2026.06.21Archicad

今週のRebroトレンド総まとめ ― 自動作図の共同開発から現場テクニックまで、ゼネコンBIM担当が読み解く

ArchicadAutodeskBIMRebroRevit建築DX週間まとめ

はじめに ― 今週のRebro動向を俯瞰する

社内で一貫BIMの標準化を進めていると、設備BIMの中核ツールであるRebro(レブロ)の動向は常に気になるところです。今週は、三機工業らによる自動作図機能の共同開発という大きなニュースから、現場のCADオペレーターによる実践的なTipsまで、幅広い情報が流れてきました。
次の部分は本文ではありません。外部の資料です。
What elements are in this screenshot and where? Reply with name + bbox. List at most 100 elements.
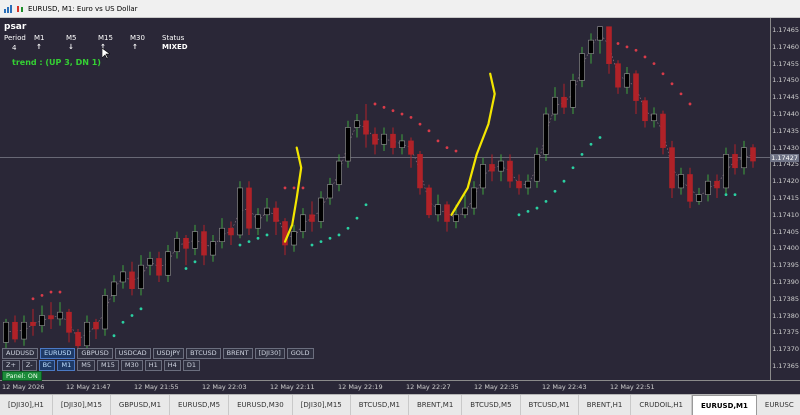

本稿では、ゼネコンのBIM推進担当の視点から、注目すべき記事をピックアップして整理し、自社業務への応用可能性まで踏み込んで考察します。

トピック1:Rebro自動作図機能、3社共同開発が始動

今週最大のニュースは、設備サブコンを巻き込んだRebro自動作図機能の共同開発に関する発表です。

設備サブコンとNYKシステムズが連携し、設備設計・施工図作成の自動化に踏み込むという内容です。Revitの自動配管・自動ダクト系プラグインは海外製が多い中、Rebroが国内設備実務に最適化された自動作図機能を持つ意義は大きいと感じます。

トピック2:現場発の実践Tips ― アイソメ図・竪管・パネルタンク

「こすけのRebroぐ」では、現場で即使えるRebroの操作Tipsが立て続けに公開されました。

消火配管アイソメ図とサイズ記入

Rebroで消火配管アイソメ図を作ってみたでは、揚程計算に必要な区間長さをワンクリックで記入するテクニックが紹介されています。施工計画書や設計計算書の作成工数を削減できる、地味だが効果の大きい機能です。

フロアまたぎ竪管と「シャフト」属性

フロアまたぎの竪管の描き方では、シャフト属性のON/OFFによる挙動の違いが整理されています。複数階モデルを一貫管理するうえで重要なポイントです。

パネルタンクのDXF取り込み

Rebroでパネルタンクを作ってみた①では、メーカー図面DXFから機器を作成し、接続口を付加する手順が解説されています。機器ライブラリの内製化のヒントになります。

トピック3:ユーザー会・キャリアの動き

ゼネコンBIM担当としての独自考察

自動作図機能は「協力会社との分業」を変える可能性

自動作図機能の共同開発ニュースで最も注目したいのは、開発主体に設備サブコンが入っている点です。ゼネコンと設備サブコンの間では、施工図のやり取りや干渉チェックに膨大な時間がかかっています。サブコン側で自動作図されたRebroモデルがそのままゼネコン側の建築モデル(Revit/Archicad)と統合できれば、現状の「2D施工図→BIM化」という二度手間を減らせる可能性があります。社内標準としても、Rebroモデルの受け取りルールを早期に整備しておく価値は十分にあると考えます。

現場Tipsこそ標準化の種

アイソメ図のサイズ記入や竪管のシャフト属性といった地味なテクニックこそ、社内標準化で押さえるべきポイントです。当社でも、属性運用ルールが各現場担当者の裁量に委ねられており、モデルの再利用性が落ちている課題があります。こうしたブログ記事を社内Wikiに集約し、「シャフト属性は必ずONで運用」といったローカルルールに昇華させることが、一貫BIM実現の現実的な近道です。

導入ハードルは「人材」と「相互運用」

一方、現実的なハードルとして、Rebroオペレーターの絶対数が不足している点は無視できません。資格制度も未整備で、スキル可視化が難しい。さらにRevitベースで進める建築側とのIFC連携精度もまだ課題が残ります。自動作図が進化しても、最終的にはモデル受け渡しルールと人材育成がボトルネックになるはずです。

総括

今週のRebro関連ニュースは、「自動化の進化」と「現場知見の蓄積」が同時に動いていることを示しています。ゼネコンBIM担当としては、自動作図機能の動向を追いつつ、足元では現場Tipsを標準化に取り込み、サブコンとの連携ルールを整備する地道な取り組みが求められます。Rebroの進化を、自社の一貫BIMにどう取り込むか――今こそ戦略的に向き合うタイミングです。